Social media are influential and accessible platforms for youths in which recreational marijuana companies promote prohibited content and avoid required health warning messages.
Recreational marijuana use was legalized in the state of Washington in 2012, and the Washington Administrative Code (WAC) 314-55-155 was implemented to limit the exposure of youths to marijuana advertisements.
To evaluate the content of social media posts by marijuana companies and to assess the compliance of these posts with WAC regulations.
Design, Setting, and Participants
In a cross-sectional study, a content analysis of 1027 social media posts was conducted to identify and assess compliance of WAC regulations with the business pages of recreational marijuana companies located on Facebook and Twitter platforms in the state of Washington from December 1, 2015, through November 30, 2016.
Main Outcomes and Measures
Application of coding based on WAC regulations to focus on the prohibition of language that promoted the overconsumption of marijuana, that described its curative or therapeutic benefits, or that was designed to appeal to youths; and the requirements for warnings about intoxication, driving, health risks, and age restrictions for marijuana.
Of the 1027 posts on Facebook and Twitter from business pages of 6 marijuana companies, Facebook followers ranged from 342 to 1592 persons and Twitter followers ranged from 374 to 2915 persons per company.
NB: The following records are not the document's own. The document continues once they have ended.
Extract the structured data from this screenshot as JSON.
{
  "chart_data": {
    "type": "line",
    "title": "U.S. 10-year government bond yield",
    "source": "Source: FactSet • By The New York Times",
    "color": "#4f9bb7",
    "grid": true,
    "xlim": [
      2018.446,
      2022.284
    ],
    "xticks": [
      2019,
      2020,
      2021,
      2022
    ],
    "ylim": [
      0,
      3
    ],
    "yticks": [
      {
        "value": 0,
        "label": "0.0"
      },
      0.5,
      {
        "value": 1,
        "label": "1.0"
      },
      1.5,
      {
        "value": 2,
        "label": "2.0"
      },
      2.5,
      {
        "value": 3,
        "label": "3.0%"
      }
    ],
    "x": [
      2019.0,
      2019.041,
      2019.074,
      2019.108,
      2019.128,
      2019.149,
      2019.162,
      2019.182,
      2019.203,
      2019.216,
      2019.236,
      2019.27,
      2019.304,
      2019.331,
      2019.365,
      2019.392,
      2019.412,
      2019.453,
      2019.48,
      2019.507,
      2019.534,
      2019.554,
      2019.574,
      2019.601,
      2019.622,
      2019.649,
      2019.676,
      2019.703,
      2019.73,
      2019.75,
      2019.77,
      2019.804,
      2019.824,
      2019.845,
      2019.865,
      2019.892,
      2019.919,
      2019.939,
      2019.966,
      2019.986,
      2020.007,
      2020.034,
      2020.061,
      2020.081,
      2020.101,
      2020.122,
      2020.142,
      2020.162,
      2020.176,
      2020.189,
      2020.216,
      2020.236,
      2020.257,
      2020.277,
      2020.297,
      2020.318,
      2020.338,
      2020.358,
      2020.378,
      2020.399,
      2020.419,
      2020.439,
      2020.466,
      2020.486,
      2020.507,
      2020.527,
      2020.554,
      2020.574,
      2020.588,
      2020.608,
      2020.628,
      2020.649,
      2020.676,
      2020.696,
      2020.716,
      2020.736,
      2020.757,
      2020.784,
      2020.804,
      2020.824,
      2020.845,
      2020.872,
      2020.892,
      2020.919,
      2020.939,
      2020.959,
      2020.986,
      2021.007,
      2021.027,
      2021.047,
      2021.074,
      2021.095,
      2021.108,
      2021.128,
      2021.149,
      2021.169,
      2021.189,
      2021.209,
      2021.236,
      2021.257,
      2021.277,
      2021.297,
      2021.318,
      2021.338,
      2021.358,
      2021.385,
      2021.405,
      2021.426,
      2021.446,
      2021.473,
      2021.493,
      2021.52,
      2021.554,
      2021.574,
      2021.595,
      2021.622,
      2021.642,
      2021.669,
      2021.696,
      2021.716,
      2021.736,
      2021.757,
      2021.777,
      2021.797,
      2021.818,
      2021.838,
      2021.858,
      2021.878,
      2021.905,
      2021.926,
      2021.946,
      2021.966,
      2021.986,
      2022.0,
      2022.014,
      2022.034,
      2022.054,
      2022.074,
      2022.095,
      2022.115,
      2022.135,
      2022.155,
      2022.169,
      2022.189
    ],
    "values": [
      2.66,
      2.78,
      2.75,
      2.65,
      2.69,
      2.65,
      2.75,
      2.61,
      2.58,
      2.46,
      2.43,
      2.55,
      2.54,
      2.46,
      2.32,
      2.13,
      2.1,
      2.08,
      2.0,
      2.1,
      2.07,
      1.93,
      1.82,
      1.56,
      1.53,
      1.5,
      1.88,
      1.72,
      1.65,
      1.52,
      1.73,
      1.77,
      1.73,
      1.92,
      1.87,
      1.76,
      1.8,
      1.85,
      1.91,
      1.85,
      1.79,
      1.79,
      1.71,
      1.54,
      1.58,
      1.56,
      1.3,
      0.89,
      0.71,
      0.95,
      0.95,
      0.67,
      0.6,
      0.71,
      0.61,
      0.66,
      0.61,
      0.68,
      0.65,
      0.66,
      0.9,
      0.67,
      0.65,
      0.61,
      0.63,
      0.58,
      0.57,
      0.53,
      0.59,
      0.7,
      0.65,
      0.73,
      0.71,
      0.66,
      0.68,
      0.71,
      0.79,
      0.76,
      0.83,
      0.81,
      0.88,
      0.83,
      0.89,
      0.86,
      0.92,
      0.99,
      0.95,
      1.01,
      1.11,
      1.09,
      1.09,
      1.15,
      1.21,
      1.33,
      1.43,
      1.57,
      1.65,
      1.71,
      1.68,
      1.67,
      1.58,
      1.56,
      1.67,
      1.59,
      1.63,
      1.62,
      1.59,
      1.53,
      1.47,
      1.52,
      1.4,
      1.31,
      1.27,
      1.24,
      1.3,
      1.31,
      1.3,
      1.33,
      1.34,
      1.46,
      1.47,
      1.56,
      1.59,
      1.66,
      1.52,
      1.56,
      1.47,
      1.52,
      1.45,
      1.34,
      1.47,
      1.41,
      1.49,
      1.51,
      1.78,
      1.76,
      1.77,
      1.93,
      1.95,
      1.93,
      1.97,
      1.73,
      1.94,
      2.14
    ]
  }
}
Findings for WAC regulations included 17 posts (1.7%) that encouraged overconsumption; 137 posts (13.3%) that promoted therapeutic benefits; and 9 posts (0.01%) that appealed to youths. Requirements for warnings addressing intoxication, driving, health risks, and age restrictions were present on 110 posts (10.7%). Some businesses repeatedly violated particular regulations; 7 of 17 (41.2%) posts encouraging overconsumption derived from 1 marijuana company.
Conclusions and Relevance
Most social media posts by marijuana companies were consistent with WAC regulations that prohibit particular messages, but few companies provided required warning messages. Findings can be used toward implementation strategies for marijuana prevention to address these influential media messages.